Respondents were also fairly evenly split over the minerals resource rent tax (MRRT), with one third expecting the opposition to repeal the impost, while 35 percent believe that it probably won't.
There was strong support for both the NBN and the MRRT — 69 percent and 63 percent, respectively.
The Coalition has said that it won't repeal the NBN if it wins government. Instead, Shadow Communications Minister Malcolm Turnbull has said that he will likely see out the existing contracts that NBN Co has in place, and will reassess the rollout with a view to implementing a more cost-effective and faster rollout. While the full details of this are yet to be released, he has indicated that the fibre-to-the-premises (FttP) rollout would likely be scaled back to a fibre-to-the-node (FttN) rollout in many places.

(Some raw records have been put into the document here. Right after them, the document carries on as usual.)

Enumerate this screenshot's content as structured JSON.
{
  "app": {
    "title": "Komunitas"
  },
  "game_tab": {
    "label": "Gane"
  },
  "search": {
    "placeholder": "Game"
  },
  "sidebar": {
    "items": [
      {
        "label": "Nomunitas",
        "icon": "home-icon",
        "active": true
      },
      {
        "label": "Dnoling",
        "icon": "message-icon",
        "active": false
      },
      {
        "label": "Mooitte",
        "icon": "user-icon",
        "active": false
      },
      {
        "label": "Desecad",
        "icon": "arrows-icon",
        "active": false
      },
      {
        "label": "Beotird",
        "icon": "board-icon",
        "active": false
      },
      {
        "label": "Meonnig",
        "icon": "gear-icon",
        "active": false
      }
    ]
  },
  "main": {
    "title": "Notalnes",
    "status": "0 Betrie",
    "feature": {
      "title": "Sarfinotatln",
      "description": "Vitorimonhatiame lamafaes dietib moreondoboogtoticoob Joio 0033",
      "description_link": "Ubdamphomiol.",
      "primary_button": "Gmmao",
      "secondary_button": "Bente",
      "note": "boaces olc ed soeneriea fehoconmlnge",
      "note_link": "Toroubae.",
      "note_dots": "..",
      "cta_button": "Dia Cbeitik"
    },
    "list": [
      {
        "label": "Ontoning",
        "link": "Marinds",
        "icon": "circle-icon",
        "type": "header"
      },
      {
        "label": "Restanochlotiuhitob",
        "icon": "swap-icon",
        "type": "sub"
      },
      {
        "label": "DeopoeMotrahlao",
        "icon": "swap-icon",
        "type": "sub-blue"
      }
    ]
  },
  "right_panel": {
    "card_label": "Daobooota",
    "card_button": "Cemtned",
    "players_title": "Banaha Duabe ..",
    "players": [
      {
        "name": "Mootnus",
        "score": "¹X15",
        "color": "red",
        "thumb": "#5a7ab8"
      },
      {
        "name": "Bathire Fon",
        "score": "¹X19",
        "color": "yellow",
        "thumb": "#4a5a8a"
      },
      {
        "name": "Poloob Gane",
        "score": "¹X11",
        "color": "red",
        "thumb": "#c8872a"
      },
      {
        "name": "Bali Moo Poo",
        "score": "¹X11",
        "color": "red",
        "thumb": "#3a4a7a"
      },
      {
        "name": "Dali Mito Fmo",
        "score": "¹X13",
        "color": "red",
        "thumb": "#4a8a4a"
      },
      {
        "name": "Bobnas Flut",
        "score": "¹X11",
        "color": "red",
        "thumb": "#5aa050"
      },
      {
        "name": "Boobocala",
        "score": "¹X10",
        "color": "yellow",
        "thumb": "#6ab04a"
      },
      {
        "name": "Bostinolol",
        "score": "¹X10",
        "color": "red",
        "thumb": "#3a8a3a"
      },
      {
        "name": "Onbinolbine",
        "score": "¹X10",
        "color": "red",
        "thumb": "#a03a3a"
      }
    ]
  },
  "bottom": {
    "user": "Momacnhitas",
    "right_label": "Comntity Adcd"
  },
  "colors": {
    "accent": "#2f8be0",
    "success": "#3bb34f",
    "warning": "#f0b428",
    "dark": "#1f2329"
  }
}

The poll comes as Communications Minister Stephen Conroy yesterday defended NBN Co against accusations that it isn't properly consulting communities in Buninyong and Mt Helen in Ballarat over the construction of towers for fixed-wireless services on the NBN.
He said that NBN Co is complying with Victorian planning laws, and had lodged its development application for new towers with the Ballarat councils.
"I think if you look at those who have objected in the Ballarat region to NBN towers, I think you'll find they are opposed to all mobile phone towers," he said.
Conroy yesterday also confirmed that of the 30,000 active services on the NBN, 7,000 are on the fibre network, with the rest on fixed-wireless or NBN Co's interim satellite services. Conroy said that it was only the third or fourth time that opposition senators have asked him a question in Senate Question Time about the NBN in the last 12 months.
"I've had more questions about cuddling koalas, saving fish, and Tasmanian forests," he told the chamber.
Josh Taylor contributed to this article.